Police ordered Japan's largest underworld organization, Yamaguchi-gumi, and Tokyo's Kokusui-kai syndicate to suspend the use of five of their offices in the wake of a series of shootings reported this week in Tokyo and neighboring areas, they said.

Police believe the shootings stemmed from the fatal shooting early Tuesday in Tokyo's Shibuya Ward of a gangster affiliated with Kokusui-kai, they said.

No injuries have been reported in the 16 shootings in Tokyo and the nearby prefectures of Kanagawa, Saitama, Chiba, Ibaraki and Tochigi since Wednesday, police said.

The Metropolitan Police Department issued an order to shut down Kokusui-kai's headquarters in Tokyo's Taito Ward and two other offices until June 18.

Kanagawa Prefectural Police issued an order to suspend use of a Yamaguchi-gumi office in Yokohama, and Saitama Prefectural Police took a similar action against an office affiliated with Kokusui-kai in the town of Miyashiro.
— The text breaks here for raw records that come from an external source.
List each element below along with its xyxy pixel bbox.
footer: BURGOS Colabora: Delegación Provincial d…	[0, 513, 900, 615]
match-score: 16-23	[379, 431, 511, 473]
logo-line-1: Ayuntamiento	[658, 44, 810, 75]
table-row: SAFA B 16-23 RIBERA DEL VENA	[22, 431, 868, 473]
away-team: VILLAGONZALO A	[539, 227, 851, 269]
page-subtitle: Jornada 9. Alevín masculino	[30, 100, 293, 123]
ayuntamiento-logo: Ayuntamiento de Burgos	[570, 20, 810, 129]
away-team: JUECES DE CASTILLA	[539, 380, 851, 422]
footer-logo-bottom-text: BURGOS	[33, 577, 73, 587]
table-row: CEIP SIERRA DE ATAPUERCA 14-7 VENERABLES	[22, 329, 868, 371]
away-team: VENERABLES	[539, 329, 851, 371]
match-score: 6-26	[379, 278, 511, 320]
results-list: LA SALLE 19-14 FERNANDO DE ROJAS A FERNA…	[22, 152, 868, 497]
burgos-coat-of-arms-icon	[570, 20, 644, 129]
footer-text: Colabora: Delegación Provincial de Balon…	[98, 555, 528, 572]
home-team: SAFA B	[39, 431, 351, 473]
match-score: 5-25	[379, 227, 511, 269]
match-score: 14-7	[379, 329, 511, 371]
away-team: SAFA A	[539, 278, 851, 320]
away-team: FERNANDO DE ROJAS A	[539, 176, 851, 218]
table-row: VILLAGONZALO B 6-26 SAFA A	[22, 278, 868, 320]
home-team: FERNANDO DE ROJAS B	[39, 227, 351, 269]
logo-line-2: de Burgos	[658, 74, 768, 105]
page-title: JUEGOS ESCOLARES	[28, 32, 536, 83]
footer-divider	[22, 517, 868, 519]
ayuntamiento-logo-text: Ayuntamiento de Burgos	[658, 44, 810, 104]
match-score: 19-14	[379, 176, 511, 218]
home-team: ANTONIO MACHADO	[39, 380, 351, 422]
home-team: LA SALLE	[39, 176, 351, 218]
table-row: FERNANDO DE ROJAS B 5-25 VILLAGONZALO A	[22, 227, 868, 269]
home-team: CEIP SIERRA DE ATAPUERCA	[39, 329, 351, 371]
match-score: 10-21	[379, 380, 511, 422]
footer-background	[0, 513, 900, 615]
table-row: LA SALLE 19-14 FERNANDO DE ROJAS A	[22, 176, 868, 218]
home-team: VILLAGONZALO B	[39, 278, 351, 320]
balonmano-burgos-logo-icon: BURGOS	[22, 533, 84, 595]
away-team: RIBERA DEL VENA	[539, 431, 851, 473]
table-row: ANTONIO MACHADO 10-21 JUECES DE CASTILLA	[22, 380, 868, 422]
The National Police Agency said it is the first time police have issued such orders since the Antigang Law was introduced in March 1992.

The law allows prefectural public safety commissions to ban designated crime organizations from using their offices when the lives of local residents are threatened by gang war. The orders are valid for 15 days.

The latest shooting was reported early Friday in Tokyo's Meguro Ward.

Patrol officers heard gunshots around 1:20 a.m. Friday and found two bullet holes in the front door of an electric works company building in the Himonya district.

A member of a gang affiliated with Yamaguchi-gumi had worked for the company until last year, police said.

In another incident, several rounds were fired at a Kokusui-kai affiliate's office in the busy Ginza entertainment district of Tokyo's Chuo Ward at about 3:30 p.m. Thursday.

Police said on-duty officers at the scene arrested Hiroki Taguchi, a 32-year-old member of a Yamaguchi-gumi affiliate, on suspicion of firing the shots.

In another case, a company employee in Utsunomiya, Tochigi Prefecture, reported hearing a gunshot at around 12:20 a.m. Thursday. Police found bullet holes in the wall of the employee's home and in nearby areas.

Investigators said the gunman may have targeted the house by mistake, and the intended target may have been the house of a next-door neighbor who heads a Yamaguchi-gumi affiliate.

In another case, bullet marks were found on the steel door of a condominium in Tokyo's Ota Ward at about 12:35 a.m. Thursday. Four spent cartridges were recovered nearby. Until several years ago, a man with suspected links to Yamaguchi-gumi had lived in the condominium, police said.

Witnesses reported seeing a number of men leaving the site in two cars around the time of the shooting.

In another shooting, bullet holes were found Thursday in a Tokyo condominium believed to house the office of a Kokusui-kai affiliate in the Dogenzaka district of Shibuya Ward. Police said a neighbor reported hearing the shots at around 4 a.m. Thursday.

Details of some of the other shootings are as follows:

1) At about 1:30 p.m. Thursday, someone in a car fired three rounds at an office of a Kokusui-kai affiliate in Tokyo's Taito Ward, police said.

2) In Kanagawa Prefecture, police found bullet holes around midnight Thursday in the window of a vacant, first-floor room of a condominium and other nearby places in Takatsu Ward, Kawasaki. The chief of a Yamaguchi-gumi affiliate apparently lives in the building.

3) Around 10:25 p.m. Wednesday, spent cartridges were found in front of a Yamaguchi-gumi affiliate's office in Yokohama's Tsurumi Ward.

4) A resident of Ichihara, Chiba Prefecture, Thursday morning reported hearing three shots the previous night. Investigators found three bullet holes in the front glass door, inner wall and ceiling of an office of a Yamaguchi-gumi affiliate.

5) In the town of Miyashiro, Saitama Prefecture, three bullet holes were found Thursday afternoon in a glass window of a Kokusui-kai affiliate's office.